Low Vitamin B Status Prevalent In Alzheimer Patients

06/04/2002 By Anne MacLennan

Whether elevated plasma homocysteine or low vitamin B6 status directly influences pathogenesis or progression of Alzheimer disease remains to be discovered.

 However, it does now appear that elevated plasma homocysteine in patients with Alzheimer disease (AD) is related to vascular disease and not to AD pathology.

Furthermore, low vitamin B6 status is prevalent in patients with AD, suggests this study from the Departments of Medical Pathology and of Neurology, University of California, Davis, School of Medicine, Sacramento, California, United States. Cerebrovascular disease is known to be a cause of dementia and is also associated with elevated plasma levels of homocysteine; unexplained elevations of homocysteine concentrations occur in AD versus healthy control subjects.
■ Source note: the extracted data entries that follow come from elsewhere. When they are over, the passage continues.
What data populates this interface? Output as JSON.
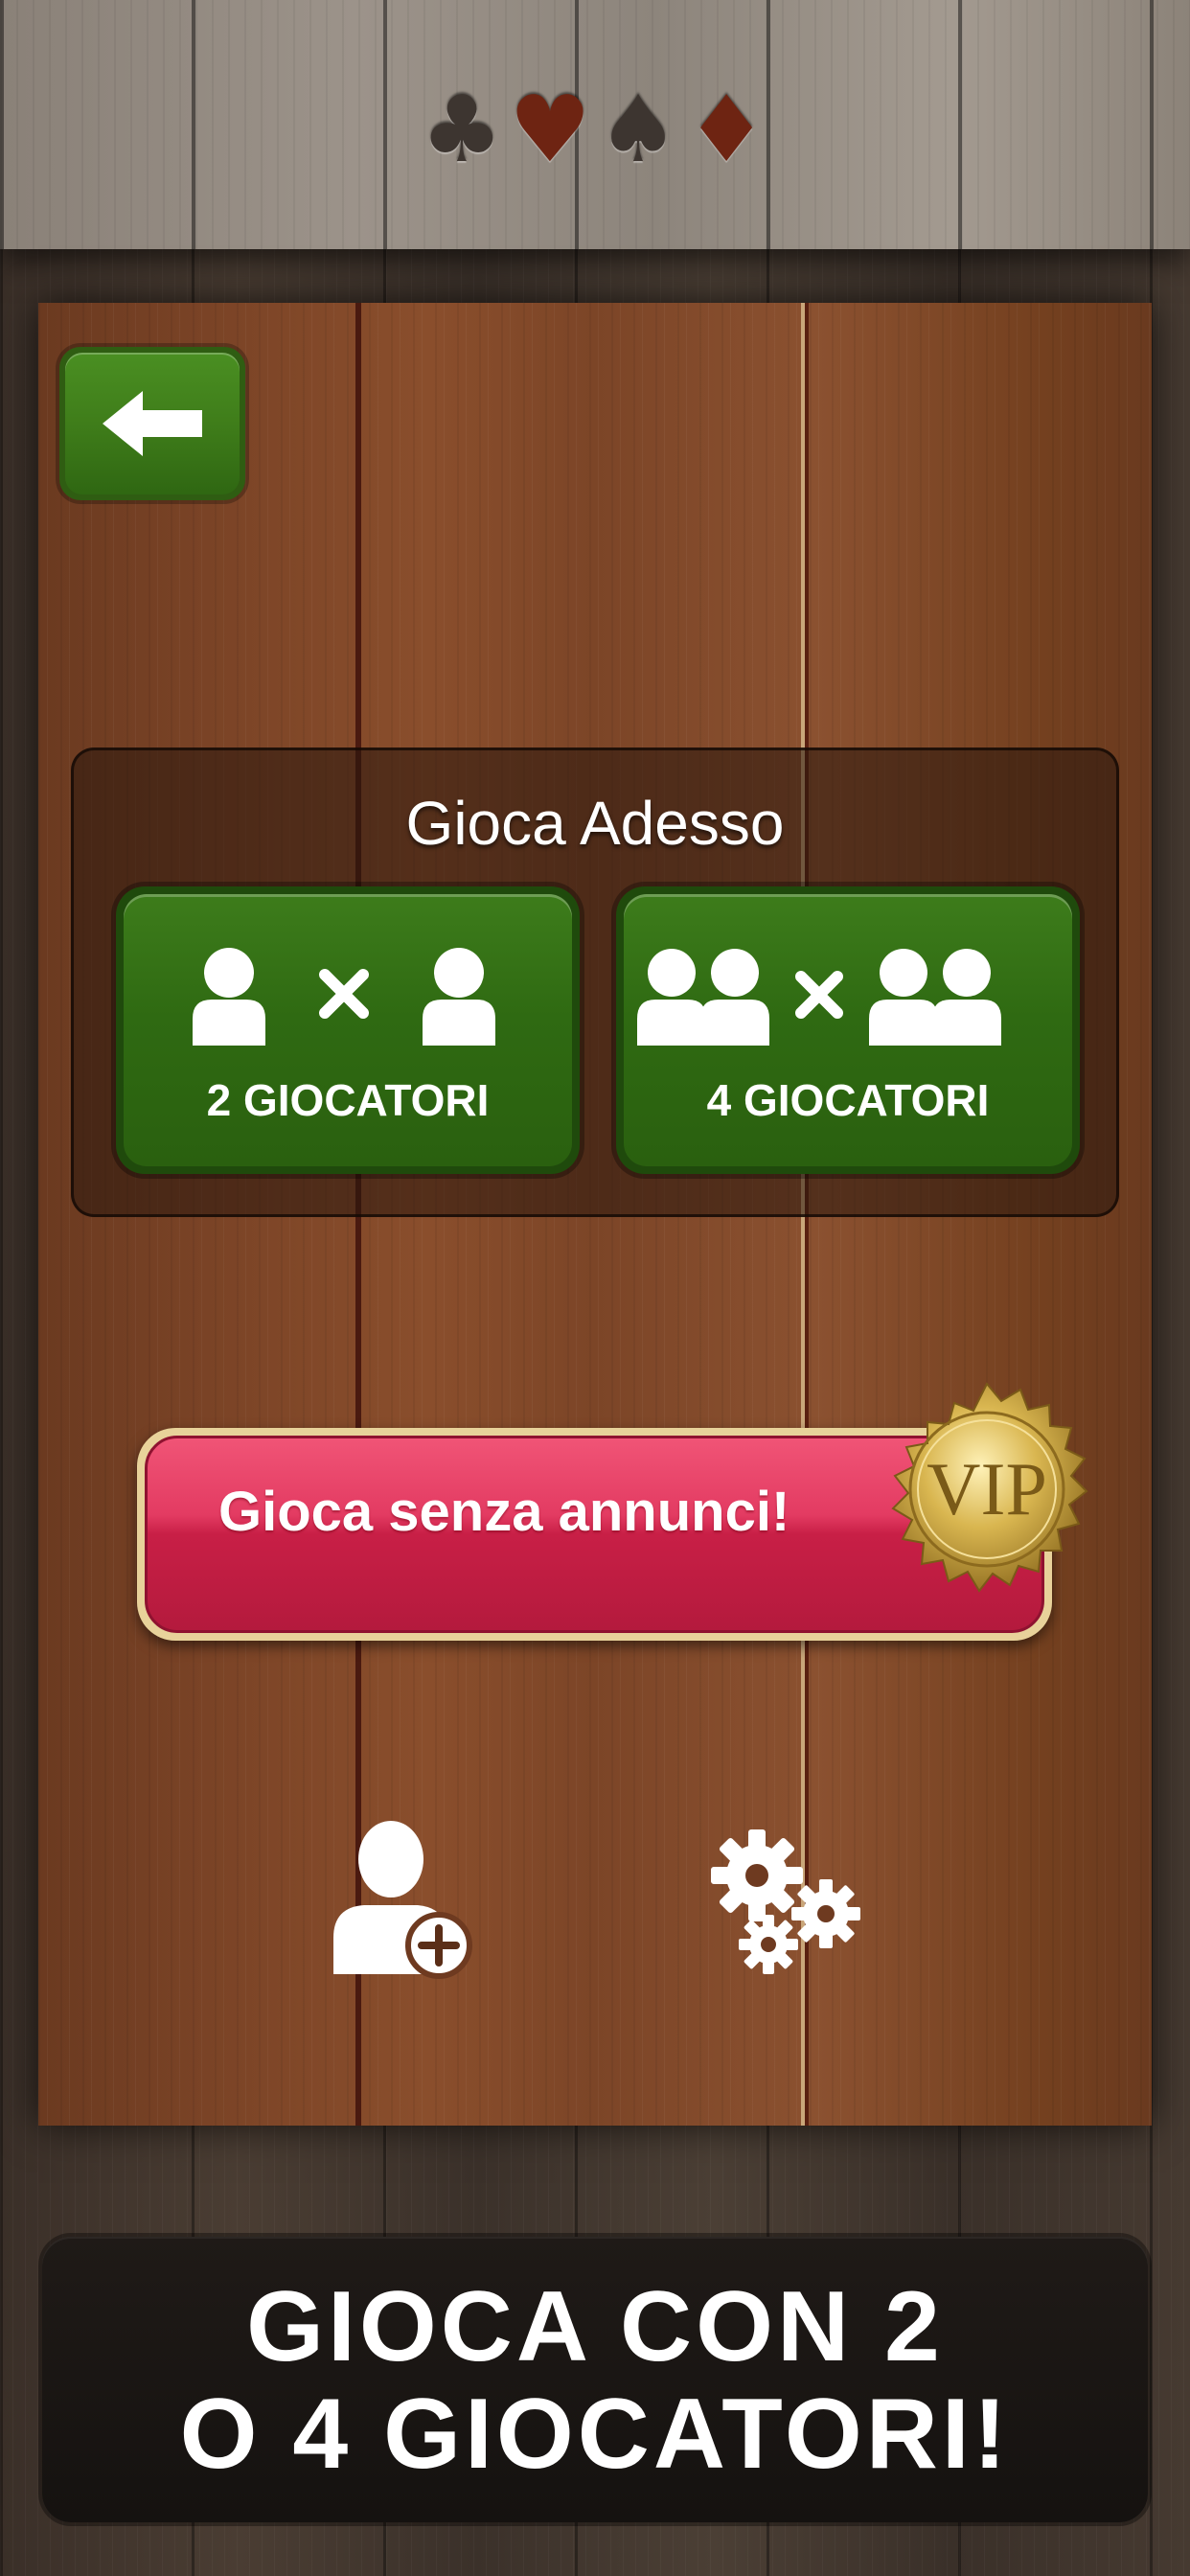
{
  "header": {
    "suits": [
      {
        "icon": "club-icon",
        "glyph": "♣",
        "color": "#3d3530"
      },
      {
        "icon": "heart-icon",
        "glyph": "♥",
        "color": "#6e2412"
      },
      {
        "icon": "spade-icon",
        "glyph": "♠",
        "color": "#3d3530"
      },
      {
        "icon": "diamond-icon",
        "glyph": "♦",
        "color": "#6e2412"
      }
    ]
  },
  "back_button": {
    "icon": "arrow-left-icon"
  },
  "play_panel": {
    "title": "Gioca Adesso",
    "modes": [
      {
        "label": "2 GIOCATORI",
        "icon": "one-vs-one-icon"
      },
      {
        "label": "4 GIOCATORI",
        "icon": "two-vs-two-icon"
      }
    ]
  },
  "vip": {
    "label": "Gioca senza annunci!",
    "seal_text": "VIP",
    "button_color": "#e33b62",
    "seal_color": "#d4b24a"
  },
  "bottom_actions": [
    {
      "icon": "add-player-icon"
    },
    {
      "icon": "settings-gears-icon"
    }
  ],
  "promo": {
    "line1": "GIOCA CON 2",
    "line2": "O 4 GIOCATORI!"
  },
  "colors": {
    "green_button": "#3d7c1b",
    "wood": "#7a4326"
  }
}
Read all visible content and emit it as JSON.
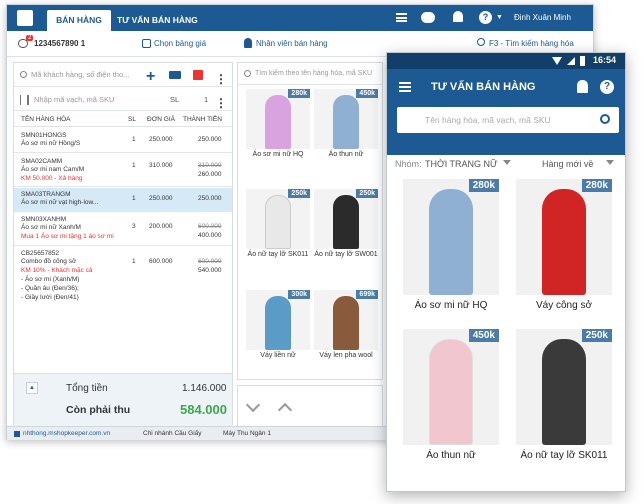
{
  "desktop": {
    "tabs": [
      "BÁN HÀNG",
      "TƯ VẤN BÁN HÀNG"
    ],
    "user": "Đinh Xuân Minh",
    "badge": "2",
    "phone": "1234567890 1",
    "price_list": "Chọn bảng giá",
    "staff": "Nhân viên bán hàng",
    "shortcut": "F3 - Tìm kiếm hàng hóa",
    "customer_placeholder": "Mã khách hàng, số điện tho...",
    "sku_placeholder": "Nhập mã vạch, mã SKU",
    "unit": "SL",
    "qty": "1",
    "product_search_placeholder": "Tìm kiếm theo tên hàng hóa, mã SKU",
    "table_headers": [
      "TÊN HÀNG HÓA",
      "SL",
      "ĐƠN GIÁ",
      "THÀNH TIỀN"
    ],
    "rows": [
      {
        "code": "SMN01HONGS",
        "name": "Áo sơ mi nữ Hồng/S",
        "qty": "1",
        "price": "250.000",
        "total": "250.000",
        "note": "",
        "old": ""
      },
      {
        "code": "SMA02CAMM",
        "name": "Áo sơ mi nam Cam/M",
        "qty": "1",
        "price": "310.000",
        "total": "260.000",
        "note": "KM 50.000 - Xả hàng",
        "old": "310.000"
      },
      {
        "code": "SMA03TRANGM",
        "name": "Áo sơ mi nữ vạt high-low...",
        "qty": "1",
        "price": "250.000",
        "total": "250.000",
        "note": "",
        "old": ""
      },
      {
        "code": "SMN03XANHM",
        "name": "Áo sơ mi nữ Xanh/M",
        "qty": "3",
        "price": "200.000",
        "total": "400.000",
        "note": "Mua 1 Áo sơ mi tặng 1 áo sơ mi",
        "old": "600.000"
      },
      {
        "code": "CB25657852",
        "name": "Combo đồ công sở",
        "qty": "1",
        "price": "600.000",
        "total": "540.000",
        "note": "KM 10% - Khách mặc cả",
        "old": "600.000",
        "extra": [
          "- Áo sơ mi (Xanh/M)",
          "- Quần âu (Đen/36);",
          "- Giầy lười (Đen/41)"
        ]
      }
    ],
    "total_label": "Tổng tiền",
    "total_value": "1.146.000",
    "due_label": "Còn phải thu",
    "due_value": "584.000",
    "products": [
      {
        "name": "Áo sơ mi nữ HQ",
        "price": "280k"
      },
      {
        "name": "Áo thun nữ",
        "price": "450k"
      },
      {
        "name": "Áo nữ tay lỡ SK011",
        "price": "250k"
      },
      {
        "name": "Áo nữ tay lỡ SW001",
        "price": "250k"
      },
      {
        "name": "Váy liền nữ",
        "price": "300k"
      },
      {
        "name": "Váy len pha wool",
        "price": "699k"
      }
    ],
    "status": [
      "nhthong.mshopkeeper.com.vn",
      "Chi nhánh Cầu Giấy",
      "Máy Thu Ngân 1"
    ]
  },
  "mobile": {
    "time": "16:54",
    "title": "TƯ VẤN BÁN HÀNG",
    "search_placeholder": "Tên hàng hóa, mã vạch, mã SKU",
    "group_label": "Nhóm:",
    "group_value": "THỜI TRANG NỮ",
    "sort": "Hàng mới về",
    "products": [
      {
        "name": "Áo sơ mi nữ HQ",
        "price": "280k"
      },
      {
        "name": "Váy công sở",
        "price": "280k"
      },
      {
        "name": "Áo thun nữ",
        "price": "450k"
      },
      {
        "name": "Áo nữ tay lỡ SK011",
        "price": "250k"
      }
    ]
  },
  "colors": {
    "brand": "#1d5a93",
    "accent_green": "#3aa84a",
    "highlight": "#d6e9f7",
    "price_tag": "#4a7ca7"
  }
}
Until now, vitamin B6 status, one potential determinant of plasma homocysteine, has not been characterized in AD patients.

Against this backdrop, J. W. Miller and colleagues investigated plasma homocysteine, vitamin B6 status and occurrence of vascular disease in patients with AD.

Forty-three AD patients and 37 controls without AD were studied for homocysteine, B vitamin status (folate, vitamin B12, pyridoxal-5′-phosphate [PLP]), kidney function

(creatinine) and thyroid function (thyroid-stimulating hormone, thyroxin).